Tencent Holdings (TCEHY)with a 49% increase in its shares this year, leads the category of video games and has made significant investments in artificial intelligence. “In addition, it plans to double its share buybacks in 2024, after spending US$6.71 billion in the first half of the year”, a fact to follow closely.
Thus, investors, cautious after previous attempts, now see a window of opportunity amid attractive valuations and signs of stabilization. Although structural challenges persist in the Chinese economy, like debt and deflationcurrent policies show a clear path to recovery.

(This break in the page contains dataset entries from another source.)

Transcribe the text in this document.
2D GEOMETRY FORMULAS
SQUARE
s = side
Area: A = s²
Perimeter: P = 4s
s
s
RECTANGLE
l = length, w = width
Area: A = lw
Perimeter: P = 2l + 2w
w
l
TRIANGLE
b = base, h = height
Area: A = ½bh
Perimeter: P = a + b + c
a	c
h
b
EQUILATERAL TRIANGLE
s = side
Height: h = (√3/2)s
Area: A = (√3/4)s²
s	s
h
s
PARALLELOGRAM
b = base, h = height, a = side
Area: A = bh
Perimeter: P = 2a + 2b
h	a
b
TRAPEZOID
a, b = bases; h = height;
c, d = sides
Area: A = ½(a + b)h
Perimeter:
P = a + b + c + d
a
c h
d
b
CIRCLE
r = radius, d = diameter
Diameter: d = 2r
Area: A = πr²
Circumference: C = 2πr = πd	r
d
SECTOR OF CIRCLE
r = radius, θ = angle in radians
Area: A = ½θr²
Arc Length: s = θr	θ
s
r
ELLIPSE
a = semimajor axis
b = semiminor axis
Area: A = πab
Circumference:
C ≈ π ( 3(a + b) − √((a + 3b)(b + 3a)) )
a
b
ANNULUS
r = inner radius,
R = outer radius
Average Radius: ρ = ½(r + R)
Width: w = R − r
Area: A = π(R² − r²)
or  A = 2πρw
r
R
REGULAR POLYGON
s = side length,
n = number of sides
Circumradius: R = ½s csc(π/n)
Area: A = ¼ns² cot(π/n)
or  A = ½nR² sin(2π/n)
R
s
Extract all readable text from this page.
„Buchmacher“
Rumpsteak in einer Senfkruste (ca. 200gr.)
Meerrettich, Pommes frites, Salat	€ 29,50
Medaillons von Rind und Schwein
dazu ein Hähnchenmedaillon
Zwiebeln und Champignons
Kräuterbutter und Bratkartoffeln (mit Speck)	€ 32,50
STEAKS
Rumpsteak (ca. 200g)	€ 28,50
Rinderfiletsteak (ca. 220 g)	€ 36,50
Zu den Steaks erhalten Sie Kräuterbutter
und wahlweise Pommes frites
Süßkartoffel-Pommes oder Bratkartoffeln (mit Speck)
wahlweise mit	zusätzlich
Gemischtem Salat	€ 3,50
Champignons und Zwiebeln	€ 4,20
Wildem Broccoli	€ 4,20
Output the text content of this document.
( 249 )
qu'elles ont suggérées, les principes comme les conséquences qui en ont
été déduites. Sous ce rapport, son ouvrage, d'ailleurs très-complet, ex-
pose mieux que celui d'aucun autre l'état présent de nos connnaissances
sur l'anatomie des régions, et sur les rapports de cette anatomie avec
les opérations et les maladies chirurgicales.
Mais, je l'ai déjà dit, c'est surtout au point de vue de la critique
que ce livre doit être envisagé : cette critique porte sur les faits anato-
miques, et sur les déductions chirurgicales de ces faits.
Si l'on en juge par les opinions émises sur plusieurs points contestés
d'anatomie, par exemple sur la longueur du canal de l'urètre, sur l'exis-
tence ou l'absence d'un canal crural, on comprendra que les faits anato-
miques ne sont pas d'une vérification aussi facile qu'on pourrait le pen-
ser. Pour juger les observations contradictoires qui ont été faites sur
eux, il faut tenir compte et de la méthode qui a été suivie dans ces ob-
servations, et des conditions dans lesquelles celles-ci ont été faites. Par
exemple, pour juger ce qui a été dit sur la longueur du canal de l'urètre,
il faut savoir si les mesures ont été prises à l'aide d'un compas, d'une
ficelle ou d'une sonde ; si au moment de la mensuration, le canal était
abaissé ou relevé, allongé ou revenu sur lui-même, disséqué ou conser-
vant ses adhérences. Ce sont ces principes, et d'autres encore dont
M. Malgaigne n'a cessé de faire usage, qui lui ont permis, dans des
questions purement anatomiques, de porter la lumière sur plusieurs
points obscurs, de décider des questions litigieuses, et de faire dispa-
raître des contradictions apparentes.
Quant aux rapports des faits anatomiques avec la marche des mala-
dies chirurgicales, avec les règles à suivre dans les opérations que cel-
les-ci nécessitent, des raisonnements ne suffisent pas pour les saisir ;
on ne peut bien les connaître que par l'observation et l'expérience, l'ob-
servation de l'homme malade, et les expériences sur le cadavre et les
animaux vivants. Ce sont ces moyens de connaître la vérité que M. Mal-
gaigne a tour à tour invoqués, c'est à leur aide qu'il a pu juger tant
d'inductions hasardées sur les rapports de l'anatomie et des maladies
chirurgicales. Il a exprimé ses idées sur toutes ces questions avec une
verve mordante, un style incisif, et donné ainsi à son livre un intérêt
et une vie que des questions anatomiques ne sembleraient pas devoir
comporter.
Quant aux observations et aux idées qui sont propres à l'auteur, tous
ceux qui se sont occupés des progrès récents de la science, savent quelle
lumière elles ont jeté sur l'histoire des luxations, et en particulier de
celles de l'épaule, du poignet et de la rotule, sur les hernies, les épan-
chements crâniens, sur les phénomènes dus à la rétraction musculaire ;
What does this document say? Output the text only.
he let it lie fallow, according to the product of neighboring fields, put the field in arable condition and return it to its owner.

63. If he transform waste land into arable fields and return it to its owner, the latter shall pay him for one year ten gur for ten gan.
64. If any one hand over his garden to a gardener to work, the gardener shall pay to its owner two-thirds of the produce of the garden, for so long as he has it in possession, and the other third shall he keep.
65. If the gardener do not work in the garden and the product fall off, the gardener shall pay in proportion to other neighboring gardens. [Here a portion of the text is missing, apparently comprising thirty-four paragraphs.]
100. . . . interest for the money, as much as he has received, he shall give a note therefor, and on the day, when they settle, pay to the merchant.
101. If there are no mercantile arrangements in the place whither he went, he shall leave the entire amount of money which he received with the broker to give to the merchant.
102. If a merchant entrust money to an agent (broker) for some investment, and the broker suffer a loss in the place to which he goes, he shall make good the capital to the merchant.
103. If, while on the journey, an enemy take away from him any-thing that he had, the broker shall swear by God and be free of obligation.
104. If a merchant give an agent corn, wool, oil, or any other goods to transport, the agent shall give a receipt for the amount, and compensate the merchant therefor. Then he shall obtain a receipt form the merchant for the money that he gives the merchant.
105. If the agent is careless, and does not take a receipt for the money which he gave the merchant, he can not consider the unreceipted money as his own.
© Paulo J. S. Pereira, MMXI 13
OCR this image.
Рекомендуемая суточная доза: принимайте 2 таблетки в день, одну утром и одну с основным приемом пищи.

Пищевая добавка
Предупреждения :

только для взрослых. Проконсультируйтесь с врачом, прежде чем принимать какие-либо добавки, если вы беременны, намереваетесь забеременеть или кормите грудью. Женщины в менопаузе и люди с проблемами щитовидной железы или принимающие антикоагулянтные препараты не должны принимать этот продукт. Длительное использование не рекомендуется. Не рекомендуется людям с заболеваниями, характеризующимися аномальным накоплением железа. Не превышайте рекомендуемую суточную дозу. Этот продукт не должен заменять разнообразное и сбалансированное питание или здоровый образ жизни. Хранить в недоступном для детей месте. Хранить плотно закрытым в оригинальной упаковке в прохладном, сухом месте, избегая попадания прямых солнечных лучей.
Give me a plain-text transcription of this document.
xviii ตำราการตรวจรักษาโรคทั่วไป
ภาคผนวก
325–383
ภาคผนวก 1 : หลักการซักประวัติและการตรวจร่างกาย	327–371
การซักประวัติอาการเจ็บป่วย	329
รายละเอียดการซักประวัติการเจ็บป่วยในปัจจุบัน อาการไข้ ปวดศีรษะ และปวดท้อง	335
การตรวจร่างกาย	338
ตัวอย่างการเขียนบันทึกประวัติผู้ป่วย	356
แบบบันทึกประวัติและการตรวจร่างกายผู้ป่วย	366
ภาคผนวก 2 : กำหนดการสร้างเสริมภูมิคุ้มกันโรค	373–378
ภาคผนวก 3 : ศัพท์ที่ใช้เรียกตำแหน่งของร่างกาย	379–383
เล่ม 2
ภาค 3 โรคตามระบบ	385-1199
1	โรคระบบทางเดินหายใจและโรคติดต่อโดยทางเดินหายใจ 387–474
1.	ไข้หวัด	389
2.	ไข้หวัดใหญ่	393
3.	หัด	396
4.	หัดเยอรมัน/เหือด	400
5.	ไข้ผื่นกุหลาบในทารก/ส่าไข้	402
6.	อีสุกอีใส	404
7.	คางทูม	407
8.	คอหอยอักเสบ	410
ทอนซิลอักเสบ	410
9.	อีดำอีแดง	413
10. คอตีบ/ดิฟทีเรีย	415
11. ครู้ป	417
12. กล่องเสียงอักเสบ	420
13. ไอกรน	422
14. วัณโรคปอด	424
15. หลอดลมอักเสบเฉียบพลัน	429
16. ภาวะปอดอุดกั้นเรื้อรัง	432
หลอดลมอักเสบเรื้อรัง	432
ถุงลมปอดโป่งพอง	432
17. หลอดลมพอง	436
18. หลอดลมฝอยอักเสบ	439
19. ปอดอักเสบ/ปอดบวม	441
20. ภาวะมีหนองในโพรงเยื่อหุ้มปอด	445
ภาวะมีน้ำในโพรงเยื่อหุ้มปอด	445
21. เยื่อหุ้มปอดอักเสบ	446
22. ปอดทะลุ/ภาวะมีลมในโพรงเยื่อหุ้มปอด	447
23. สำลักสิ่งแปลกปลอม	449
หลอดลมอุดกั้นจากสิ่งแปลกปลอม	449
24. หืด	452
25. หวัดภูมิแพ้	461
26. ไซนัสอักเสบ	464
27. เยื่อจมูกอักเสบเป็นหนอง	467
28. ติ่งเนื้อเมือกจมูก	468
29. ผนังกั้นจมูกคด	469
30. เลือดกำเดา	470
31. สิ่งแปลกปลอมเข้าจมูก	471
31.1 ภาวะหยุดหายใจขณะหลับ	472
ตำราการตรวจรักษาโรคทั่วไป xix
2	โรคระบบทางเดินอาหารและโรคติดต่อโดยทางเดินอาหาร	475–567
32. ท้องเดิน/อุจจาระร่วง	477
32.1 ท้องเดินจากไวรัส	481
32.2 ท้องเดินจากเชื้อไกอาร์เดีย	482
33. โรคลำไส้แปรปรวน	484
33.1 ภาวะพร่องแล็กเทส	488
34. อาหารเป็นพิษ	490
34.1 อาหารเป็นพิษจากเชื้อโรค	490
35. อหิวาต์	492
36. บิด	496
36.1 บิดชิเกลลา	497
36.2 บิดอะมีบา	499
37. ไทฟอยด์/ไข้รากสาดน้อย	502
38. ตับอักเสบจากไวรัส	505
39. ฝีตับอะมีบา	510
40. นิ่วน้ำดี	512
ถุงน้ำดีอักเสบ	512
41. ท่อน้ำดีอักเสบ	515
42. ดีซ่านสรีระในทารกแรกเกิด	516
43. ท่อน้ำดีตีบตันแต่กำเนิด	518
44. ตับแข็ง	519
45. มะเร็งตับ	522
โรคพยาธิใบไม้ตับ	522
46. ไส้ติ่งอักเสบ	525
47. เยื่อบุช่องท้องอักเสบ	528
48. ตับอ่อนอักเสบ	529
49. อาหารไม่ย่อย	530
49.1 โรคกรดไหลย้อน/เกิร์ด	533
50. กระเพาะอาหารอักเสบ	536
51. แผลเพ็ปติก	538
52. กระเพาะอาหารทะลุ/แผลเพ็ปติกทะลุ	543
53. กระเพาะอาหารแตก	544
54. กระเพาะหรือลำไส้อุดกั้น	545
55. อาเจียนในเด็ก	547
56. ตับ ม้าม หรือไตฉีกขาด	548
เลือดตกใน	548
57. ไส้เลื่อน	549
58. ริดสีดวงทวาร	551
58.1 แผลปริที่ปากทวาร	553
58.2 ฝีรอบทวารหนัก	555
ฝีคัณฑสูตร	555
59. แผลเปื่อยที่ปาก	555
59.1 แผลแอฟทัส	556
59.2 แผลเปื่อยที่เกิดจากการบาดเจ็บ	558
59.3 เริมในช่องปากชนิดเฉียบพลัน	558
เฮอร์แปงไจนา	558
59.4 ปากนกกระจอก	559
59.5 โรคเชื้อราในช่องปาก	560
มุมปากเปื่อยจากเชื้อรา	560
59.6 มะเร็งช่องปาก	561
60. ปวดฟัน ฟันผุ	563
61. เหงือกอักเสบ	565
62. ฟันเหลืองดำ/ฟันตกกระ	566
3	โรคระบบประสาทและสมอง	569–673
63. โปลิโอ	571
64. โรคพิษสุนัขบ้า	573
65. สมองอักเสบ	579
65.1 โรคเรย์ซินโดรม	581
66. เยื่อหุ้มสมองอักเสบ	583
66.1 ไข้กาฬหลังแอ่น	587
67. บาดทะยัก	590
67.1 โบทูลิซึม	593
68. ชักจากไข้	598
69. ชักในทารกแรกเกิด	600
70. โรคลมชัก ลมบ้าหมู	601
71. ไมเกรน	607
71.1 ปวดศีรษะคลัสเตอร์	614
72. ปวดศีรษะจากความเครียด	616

However, the overall impact of these measures will depend not only on their execution, but also on external factors such as elections in the US and the possibility that the trade war between powers will worsen.
Thus, China not only seeks to reactivate its economy, but also its influence in world markets. Perhaps we are on the threshold of a change in the investment paradigm, where the success of these policies could transform the global landscape and create opportunities that the most daring investors will not want to miss.